For most of my life I had little interest in seeing Billy Joel. I knew all his big hit singles and that he was revered as a singer-songwriter and pianist with a long history, almost like America’s answer to Elton John, but had a passing interest at best in his music.
That all changed nearly three years ago when a friend of mine won tickets for his Wembley Stadium show, and I was blown away by the showmanship, the quality of his band and of course those songs. Put this way, in that year’s GRTR! end of year best ofs it was second only to Springsteen and the E Sreet Band as my concert of the year.
He only does occasional shows in the UK, so when another Wembley stadium date was announced, this time I bought tickets in a shot. The man himself introduced both shows identically, saying ‘I haven’t got any new stuff for you – just the same old shit’.
Two things though had changed – rather than a chilly autumn night it was a hot summer one on the longest day of the year; and while last time he regularly offered the crowd a ‘fielder’s choice’ between two songs – usually an obscure album cut and a better known one - he stuck to a pre-determined set on this occasion.
In a low key opening, it was also a surprise to see his bald, besuited figure come on stage playing guitar, to the heartland rock sounding and rather too quiet ‘A Matter Of Trust’, though normal service was soon resumed as he took to piano to deliver, surprisingly early, one of his best known songs ‘My Life’ in trademark fashion. But the dominant keyboard sound on ‘The Entertainer’ was the almost Styx-like synthesisers from David Rosenthal, one of two former Rainbow members in the line up, along with Chuck Burgi on the drums.
Billy’s voice has weathered pretty well over his 70 years, while his between song intros showed some typically mordant New York wit, though he also told tales of the influences of his ancestors this side of the pond and played the odd snatch of tradional English songs.
Favourites like ‘Vienna’ and ‘Only The Good Die Young’ and much-loved hits – ‘Don’t Ask Me Why’ and ‘She’s Always A Woman’, which had people waving their arms and trying to pick themselves out on the big screen as the camera panned the crowd, were interspersed with those two story songs of American working life, ‘Allentown’ and ‘The Downeaster Alexa’. The nearest to an obscurity, at least to my ears, was ‘The Ballad Of Billy The Kid’, the band effectively creating some very western-like sound effects.
Songs such as ‘Say Goodbye to Hollywood’ and ‘Moving Out’, which really grew on me as it progressed, were greatly enhanced by a trio of sax players, with more rock connections as they included former Foreigner sideman Mark Rivera and Crystal Taliefero, for a long time in John Mellencamp’s band.
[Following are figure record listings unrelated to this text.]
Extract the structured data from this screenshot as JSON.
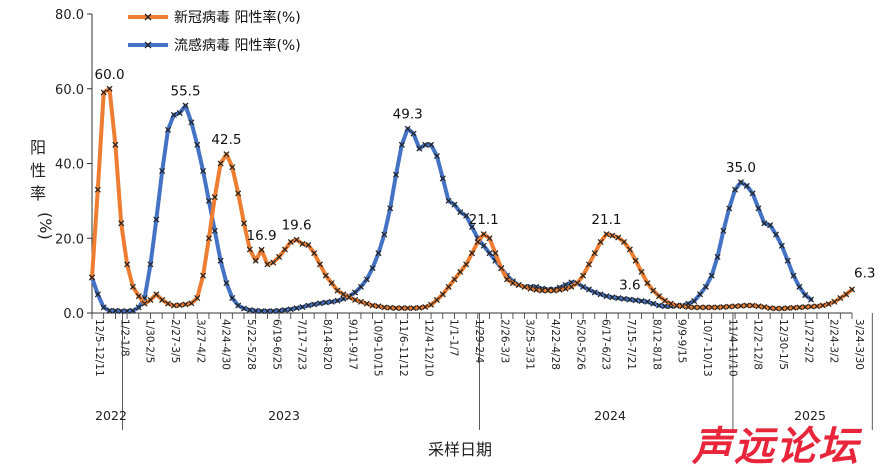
{
  "chart_data": {
    "type": "line",
    "xlabel": "采样日期",
    "ylabel": "阳性率(%)",
    "ylim": [
      0,
      80
    ],
    "yticks": [
      "0.0",
      "20.0",
      "40.0",
      "60.0",
      "80.0"
    ],
    "grid": false,
    "legend_position": "top-left",
    "x_tick_labels": [
      "12/5-12/11",
      "1/2-1/8",
      "1/30-2/5",
      "2/27-3/5",
      "3/27-4/2",
      "4/24-4/30",
      "5/22-5/28",
      "6/19-6/25",
      "7/17-7/23",
      "8/14-8/20",
      "9/11-9/17",
      "10/9-10/15",
      "11/6-11/12",
      "12/4-12/10",
      "1/1-1/7",
      "1/29-2/4",
      "2/26-3/3",
      "3/25-3/31",
      "4/22-4/28",
      "5/20-5/26",
      "6/17-6/23",
      "7/15-7/21",
      "8/12-8/18",
      "9/9-9/15",
      "10/7-10/13",
      "11/4-11/10",
      "12/2-12/8",
      "12/30-1/5",
      "1/27-2/2",
      "2/24-3/2",
      "3/24-3/30"
    ],
    "years": [
      "2022",
      "2023",
      "2024",
      "2025"
    ],
    "series": [
      {
        "name": "新冠病毒 阳性率(%)",
        "color": "#ed7d31",
        "values": [
          9.5,
          33,
          59,
          60,
          45,
          24,
          13,
          7,
          4.5,
          2.5,
          3.5,
          5,
          3.5,
          2.5,
          2,
          2.1,
          2.3,
          2.6,
          4,
          10,
          20,
          31,
          40,
          42.5,
          39,
          32,
          24,
          17,
          14,
          16.9,
          13,
          13.5,
          15,
          17,
          19,
          19.6,
          18.5,
          18.2,
          16,
          13,
          10,
          8,
          6,
          5,
          4.2,
          3.5,
          3,
          2.5,
          2,
          1.8,
          1.5,
          1.4,
          1.3,
          1.3,
          1.3,
          1.3,
          1.4,
          1.6,
          2.2,
          3.5,
          5,
          7,
          9,
          11,
          13,
          16,
          19,
          21.1,
          20,
          16,
          12,
          9,
          8,
          7.5,
          7,
          6.5,
          6.2,
          6,
          6,
          6,
          6.2,
          6.5,
          7,
          8,
          10,
          13,
          16,
          19,
          21.1,
          20.7,
          20.2,
          19,
          17,
          14,
          11,
          8,
          6,
          4.5,
          3.3,
          2.5,
          2,
          1.8,
          1.6,
          1.5,
          1.5,
          1.5,
          1.5,
          1.5,
          1.6,
          1.7,
          1.8,
          1.9,
          2,
          2,
          1.8,
          1.6,
          1.3,
          1.2,
          1.2,
          1.3,
          1.4,
          1.5,
          1.6,
          1.7,
          1.8,
          2,
          2.4,
          3,
          4,
          5,
          6.3
        ]
      },
      {
        "name": "流感病毒 阳性率(%)",
        "color": "#4472c4",
        "values": [
          9.5,
          5,
          1.5,
          0.6,
          0.6,
          0.5,
          0.5,
          0.6,
          1.5,
          4,
          13,
          25,
          38,
          49,
          53,
          53.5,
          55.5,
          51,
          45,
          38,
          30,
          22,
          14,
          8,
          4,
          2,
          1.2,
          0.8,
          0.6,
          0.5,
          0.5,
          0.5,
          0.6,
          0.8,
          1,
          1.3,
          1.6,
          2,
          2.3,
          2.6,
          2.8,
          3,
          3.3,
          3.8,
          4.5,
          5.5,
          7,
          9,
          12,
          16,
          21,
          28,
          37,
          45,
          49.3,
          48,
          44,
          45,
          45,
          42,
          36,
          30,
          29,
          27,
          26,
          23,
          20,
          18,
          16,
          14,
          12,
          10,
          8.5,
          7.5,
          7,
          7,
          7,
          6.5,
          6.3,
          6.3,
          6.8,
          7.5,
          8.2,
          8,
          7,
          6.3,
          5.5,
          5,
          4.5,
          4.2,
          4,
          3.8,
          3.6,
          3.4,
          3.2,
          3,
          2.5,
          2,
          1.8,
          1.8,
          1.9,
          2,
          2.5,
          3.2,
          5,
          7,
          10,
          15,
          22,
          28,
          33,
          35,
          34,
          32,
          28,
          24,
          23.5,
          21,
          18,
          14,
          10,
          7,
          4.8,
          3.6
        ]
      }
    ],
    "data_labels": [
      {
        "series": 0,
        "text": "60.0"
      },
      {
        "series": 1,
        "text": "55.5"
      },
      {
        "series": 0,
        "text": "42.5"
      },
      {
        "series": 0,
        "text": "16.9"
      },
      {
        "series": 0,
        "text": "19.6"
      },
      {
        "series": 1,
        "text": "49.3"
      },
      {
        "series": 0,
        "text": "21.1"
      },
      {
        "series": 0,
        "text": "21.1"
      },
      {
        "series": 1,
        "text": "35.0"
      },
      {
        "series": 0,
        "text": "6.3"
      },
      {
        "series": 1,
        "text": "3.6"
      }
    ]
  },
  "watermark": {
    "text": "声远论坛",
    "color": "#e8253a"
  }
}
Whether ‘New York State Of Mind’, featuring a haunting sax solo, whose sense of swing could almost have come from the ‘Rat Pack’ era, or ‘River Of Dreams’ with its doo wops- here interspersed with a cover of ‘I Feel Fine’ – many of the master’s songs stray far from this website’s usual musical territory.
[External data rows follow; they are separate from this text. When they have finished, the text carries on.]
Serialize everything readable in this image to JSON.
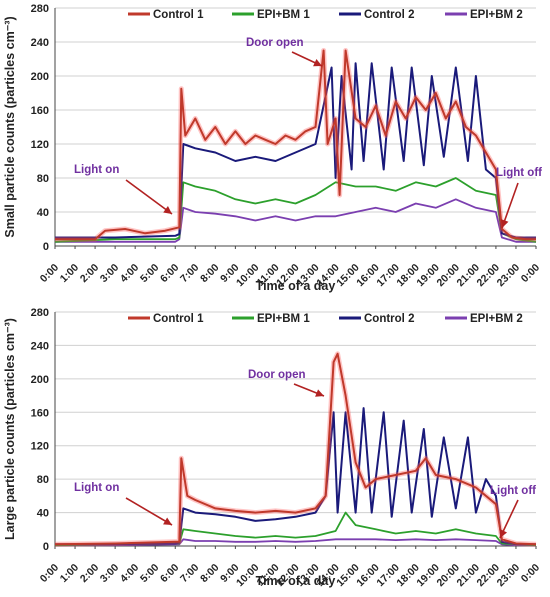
{
  "colors": {
    "control1": "#c0392b",
    "control1_glow": "#ff5a5a",
    "epibm1": "#2ca02c",
    "control2": "#1a1a7a",
    "epibm2": "#7b3fb0",
    "annotation": "#7030a0",
    "arrow": "#b22222",
    "grid": "#d0d0d0"
  },
  "chart_data": [
    {
      "type": "line",
      "ylabel": "Small particle counts (particles cm⁻³)",
      "xlabel": "Time of a day",
      "ylim": [
        0,
        280
      ],
      "yticks": [
        "0",
        "40",
        "80",
        "120",
        "160",
        "200",
        "240",
        "280"
      ],
      "xlim": [
        0,
        24
      ],
      "xticks": [
        "0:00",
        "1:00",
        "2:00",
        "3:00",
        "4:00",
        "5:00",
        "6:00",
        "7:00",
        "8:00",
        "9:00",
        "10:00",
        "11:00",
        "12:00",
        "13:00",
        "14:00",
        "15:00",
        "16:00",
        "17:00",
        "18:00",
        "19:00",
        "20:00",
        "21:00",
        "22:00",
        "23:00",
        "0:00"
      ],
      "grid": "horizontal",
      "legend_position": "top",
      "series": [
        {
          "name": "Control 1",
          "key": "control1",
          "x": [
            0,
            2,
            2.5,
            3.5,
            4.5,
            5.5,
            6.2,
            6.3,
            6.5,
            7,
            7.5,
            8,
            8.5,
            9,
            9.5,
            10,
            10.5,
            11,
            11.5,
            12,
            12.5,
            13,
            13.4,
            13.6,
            14,
            14.2,
            14.5,
            15,
            15.5,
            16,
            16.5,
            17,
            17.5,
            18,
            18.5,
            19,
            19.5,
            20,
            20.5,
            21,
            21.5,
            22,
            22.3,
            22.8,
            23.5,
            24
          ],
          "y": [
            8,
            8,
            18,
            20,
            15,
            18,
            22,
            185,
            130,
            150,
            125,
            140,
            120,
            135,
            120,
            130,
            125,
            120,
            130,
            125,
            135,
            140,
            230,
            120,
            150,
            60,
            230,
            150,
            140,
            165,
            130,
            170,
            150,
            175,
            160,
            180,
            150,
            170,
            140,
            130,
            110,
            90,
            20,
            10,
            8,
            8
          ]
        },
        {
          "name": "EPI+BM 1",
          "key": "epibm1",
          "x": [
            0,
            3,
            6,
            6.2,
            6.4,
            7,
            8,
            9,
            10,
            11,
            12,
            13,
            14,
            15,
            16,
            17,
            18,
            19,
            20,
            21,
            22,
            22.3,
            23,
            24
          ],
          "y": [
            5,
            8,
            8,
            10,
            75,
            70,
            65,
            55,
            50,
            55,
            50,
            60,
            75,
            70,
            70,
            65,
            75,
            70,
            80,
            65,
            60,
            15,
            8,
            5
          ]
        },
        {
          "name": "Control 2",
          "key": "control2",
          "x": [
            0,
            3,
            6,
            6.2,
            6.4,
            7,
            8,
            9,
            10,
            11,
            12,
            13,
            13.8,
            14,
            14.3,
            14.8,
            15,
            15.4,
            15.8,
            16.4,
            16.8,
            17.4,
            17.8,
            18.4,
            18.8,
            19.4,
            20,
            20.6,
            21,
            21.5,
            22,
            22.3,
            23,
            24
          ],
          "y": [
            10,
            10,
            12,
            14,
            120,
            115,
            110,
            100,
            105,
            100,
            110,
            120,
            210,
            80,
            200,
            90,
            215,
            100,
            215,
            90,
            210,
            100,
            210,
            95,
            200,
            105,
            210,
            100,
            200,
            90,
            80,
            15,
            10,
            10
          ]
        },
        {
          "name": "EPI+BM 2",
          "key": "epibm2",
          "x": [
            0,
            3,
            6,
            6.2,
            6.4,
            7,
            8,
            9,
            10,
            11,
            12,
            13,
            14,
            15,
            16,
            17,
            18,
            19,
            20,
            21,
            22,
            22.3,
            23,
            24
          ],
          "y": [
            5,
            5,
            5,
            8,
            45,
            40,
            38,
            35,
            30,
            35,
            30,
            35,
            35,
            40,
            45,
            40,
            50,
            45,
            55,
            45,
            40,
            10,
            5,
            5
          ]
        }
      ],
      "annotations": [
        "Light on",
        "Door open",
        "Light off"
      ]
    },
    {
      "type": "line",
      "ylabel": "Large particle counts (particles cm⁻³)",
      "xlabel": "Time of a day",
      "ylim": [
        0,
        280
      ],
      "yticks": [
        "0",
        "40",
        "80",
        "120",
        "160",
        "200",
        "240",
        "280"
      ],
      "xlim": [
        0,
        24
      ],
      "xticks": [
        "0:00",
        "1:00",
        "2:00",
        "3:00",
        "4:00",
        "5:00",
        "6:00",
        "7:00",
        "8:00",
        "9:00",
        "10:00",
        "11:00",
        "12:00",
        "13:00",
        "14:00",
        "15:00",
        "16:00",
        "17:00",
        "18:00",
        "19:00",
        "20:00",
        "21:00",
        "22:00",
        "23:00",
        "0:00"
      ],
      "grid": "horizontal",
      "legend_position": "top",
      "series": [
        {
          "name": "Control 1",
          "key": "control1",
          "x": [
            0,
            3,
            6,
            6.2,
            6.3,
            6.6,
            7,
            8,
            9,
            10,
            11,
            12,
            13,
            13.5,
            13.9,
            14.1,
            14.5,
            15,
            15.5,
            16,
            17,
            18,
            18.5,
            19,
            20,
            21,
            22,
            22.3,
            23,
            24
          ],
          "y": [
            2,
            3,
            5,
            5,
            105,
            60,
            55,
            45,
            42,
            40,
            42,
            40,
            45,
            60,
            220,
            230,
            180,
            100,
            70,
            80,
            85,
            90,
            105,
            85,
            80,
            70,
            50,
            8,
            3,
            2
          ]
        },
        {
          "name": "EPI+BM 1",
          "key": "epibm1",
          "x": [
            0,
            3,
            6,
            6.2,
            6.4,
            7,
            8,
            9,
            10,
            11,
            12,
            13,
            14,
            14.5,
            15,
            16,
            17,
            18,
            19,
            20,
            21,
            22,
            22.3,
            23,
            24
          ],
          "y": [
            1,
            2,
            3,
            3,
            20,
            18,
            15,
            12,
            10,
            12,
            10,
            12,
            18,
            40,
            25,
            20,
            15,
            18,
            15,
            20,
            15,
            12,
            3,
            2,
            1
          ]
        },
        {
          "name": "Control 2",
          "key": "control2",
          "x": [
            0,
            3,
            6,
            6.2,
            6.4,
            7,
            8,
            9,
            10,
            11,
            12,
            13,
            13.5,
            13.9,
            14.1,
            14.5,
            15,
            15.4,
            15.8,
            16.4,
            16.8,
            17.4,
            17.8,
            18.4,
            18.8,
            19.4,
            20,
            20.6,
            21,
            21.5,
            22,
            22.3,
            23,
            24
          ],
          "y": [
            2,
            2,
            3,
            4,
            45,
            40,
            38,
            35,
            30,
            32,
            35,
            40,
            60,
            160,
            40,
            160,
            40,
            165,
            40,
            160,
            35,
            150,
            40,
            140,
            35,
            130,
            45,
            130,
            40,
            80,
            60,
            5,
            2,
            2
          ]
        },
        {
          "name": "EPI+BM 2",
          "key": "epibm2",
          "x": [
            0,
            3,
            6,
            6.2,
            6.4,
            7,
            8,
            9,
            10,
            11,
            12,
            13,
            14,
            15,
            16,
            17,
            18,
            19,
            20,
            21,
            22,
            22.3,
            23,
            24
          ],
          "y": [
            1,
            1,
            2,
            2,
            8,
            6,
            6,
            5,
            5,
            6,
            5,
            6,
            8,
            8,
            8,
            7,
            8,
            7,
            8,
            7,
            6,
            2,
            1,
            1
          ]
        }
      ],
      "annotations": [
        "Light on",
        "Door open",
        "Light off"
      ]
    }
  ]
}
Yet he and his band do rock out as required from time to time, as they did here mid-set in ‘I Go To Extremes’ and ‘Sometimes A Fantasy’ which had an almost Cars-like new wave feel.
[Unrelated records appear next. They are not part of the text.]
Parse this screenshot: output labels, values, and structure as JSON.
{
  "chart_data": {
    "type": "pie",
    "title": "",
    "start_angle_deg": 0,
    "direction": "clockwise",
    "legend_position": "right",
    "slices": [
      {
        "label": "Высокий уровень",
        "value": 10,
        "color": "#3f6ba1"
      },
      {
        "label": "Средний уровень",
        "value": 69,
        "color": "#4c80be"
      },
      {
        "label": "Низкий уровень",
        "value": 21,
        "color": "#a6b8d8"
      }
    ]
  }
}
After an unexpected diversion of Billy accompanying band member Mike DelGuidice as he sang ‘Nessun Dorma’, we moved into the home straight with fan favourite ‘Scenes From An Italian Restaurant’, almost a Sondheim-esque mini-musical in itself, before as light belatedly fell everyone’s phones lit up as they sang and swayed to ‘Piano Man’ though it was disappointing that the sound of the actual vocals coming from the originator on stage sounded so muted.
For the first encore Billy came back on stage wielding a guitar for the one song in his repertoire that is probably most suited to the stadium rock experience – with a backdrop of flames and photos of all those post-war world events so craftily namechecked in it, I was up rocking out and singing along to ‘We Didn’t Start The Fire’.
We were now in super hit territory as scarcely a person was not on their feet dancing and singing to ‘Uptown Girl’ and ‘Its Still Rock’ n’ Roll To Me’, before Billy returned to piano, leading the band through some almost E Street Band-like, brassy rock’n’roll ensemble playing during ‘Big Shot’ and set closer ‘You May Be Right’, even with a snatch of Zeppelin’s ‘Rock and Roll’ with Mike singing.
The quality of the songs meant that in a set just tipping 2 hours he could afford to omit ‘Just The Way You Are’, ‘Tell Her About It’ and ‘An Innocent Man’ with few complaints. Yet I hadn’t enjoyed it quite so much as the 2016 show, partly as nothing can ever be as good as the first time, but also the way this show which took place almost wholly in daylight emphasised he is not the most natural stadium act.
It would have been lovely, if unrealistic, for him to repeat his famous Madison Square Garden residency, say at the Arena down the road or even Hammersmith Odeon (as it shall always be called). Nevertheless that was a small reservation about a highly enjoyable evening watching one of America’s greatest stars of the rock era, backed by a class band, cantering through his legacy.